Fazekas: Haley is unbelievable. Enver, Chad Michael MurrayShea Whigham, they have all grown into their characters in such a great way. I'm excited for people to watch a show that has an adventure element to it. And people having fistfights on top of moving trucks. We're always referencing Indiana Jones when we're talking about stuff, so that's what I'm excited for.
Butters: The relationships on the show. I love seeing Peggy and Jarvis together and Peggy and Thompson [Murray's character] together. She has a different relationship with every man on the show and each of them is different and funny.

Fazekas: Marc, CBS is doing Supergirl. What is the possibility of a crossover?
Guggenheim: It's possible.
THR: I actually heard it's in Greg's deal, that Supergirl can cross over with Flash and/or Arrow.
Butters: How many members of the Justice League would you like to get all together?
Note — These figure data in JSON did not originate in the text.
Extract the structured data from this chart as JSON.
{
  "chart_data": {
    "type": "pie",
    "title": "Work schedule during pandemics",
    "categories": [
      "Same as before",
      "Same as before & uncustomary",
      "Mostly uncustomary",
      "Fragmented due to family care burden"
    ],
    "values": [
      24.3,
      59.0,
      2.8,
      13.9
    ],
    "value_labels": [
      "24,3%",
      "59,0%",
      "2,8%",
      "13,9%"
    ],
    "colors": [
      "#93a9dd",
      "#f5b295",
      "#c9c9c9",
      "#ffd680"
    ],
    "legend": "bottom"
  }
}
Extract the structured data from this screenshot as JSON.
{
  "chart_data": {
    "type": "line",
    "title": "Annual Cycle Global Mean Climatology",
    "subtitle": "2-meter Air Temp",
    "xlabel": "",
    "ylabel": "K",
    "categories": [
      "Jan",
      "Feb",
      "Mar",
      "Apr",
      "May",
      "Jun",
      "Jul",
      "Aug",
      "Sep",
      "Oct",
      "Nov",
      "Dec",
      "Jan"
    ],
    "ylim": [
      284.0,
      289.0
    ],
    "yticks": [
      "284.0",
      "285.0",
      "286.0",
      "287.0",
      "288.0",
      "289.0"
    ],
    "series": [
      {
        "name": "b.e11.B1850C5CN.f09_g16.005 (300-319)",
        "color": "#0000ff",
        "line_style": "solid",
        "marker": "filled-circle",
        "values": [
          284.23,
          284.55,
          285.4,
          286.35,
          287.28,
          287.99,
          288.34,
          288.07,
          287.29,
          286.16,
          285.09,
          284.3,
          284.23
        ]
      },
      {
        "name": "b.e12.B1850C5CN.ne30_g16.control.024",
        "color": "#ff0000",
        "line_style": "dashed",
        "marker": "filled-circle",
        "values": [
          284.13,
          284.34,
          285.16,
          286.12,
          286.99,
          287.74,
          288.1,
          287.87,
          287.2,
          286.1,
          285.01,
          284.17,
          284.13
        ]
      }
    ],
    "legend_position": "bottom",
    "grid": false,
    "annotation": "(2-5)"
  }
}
Guggenheim: On Arrow or in general?
Butters: On Arrow.
Guggenheim: At the end of the day it'd be so awesome to have Batman on the show. That'd be really cool. I don't think that will be happening anytime soon, but you never know…one day. One thing we're always saying…we never expected to have had the Huntress [Jessica De Gouw], Deathstroke [Manu Bennett] or Deadshot [Michael Rowe]; we ended up with a lot more DC Comics characters becoming part of the show than we had ever planned. It wasn't initially part of the pitch or the conception of the show. Now here we are in our third season and we've Flash [Grant Gustin] and the Suicide Squad and we're going to have Katana and we have Ray Palmer [Brandon Routh], and it seems like you could field an entire show off the characters that we have introduced on Arrow. That's so beyond anything we expected. That's a long-winded way of saying I've learned not to expect anything or make any predictions because the reality has far exceeded any of our initial predictions or initial conceptions.

Agent Carter premieres Jan. 6 at 8 p.m. on ABC. Arrow returns from its winter hiatus on Jan. 21 on The CW.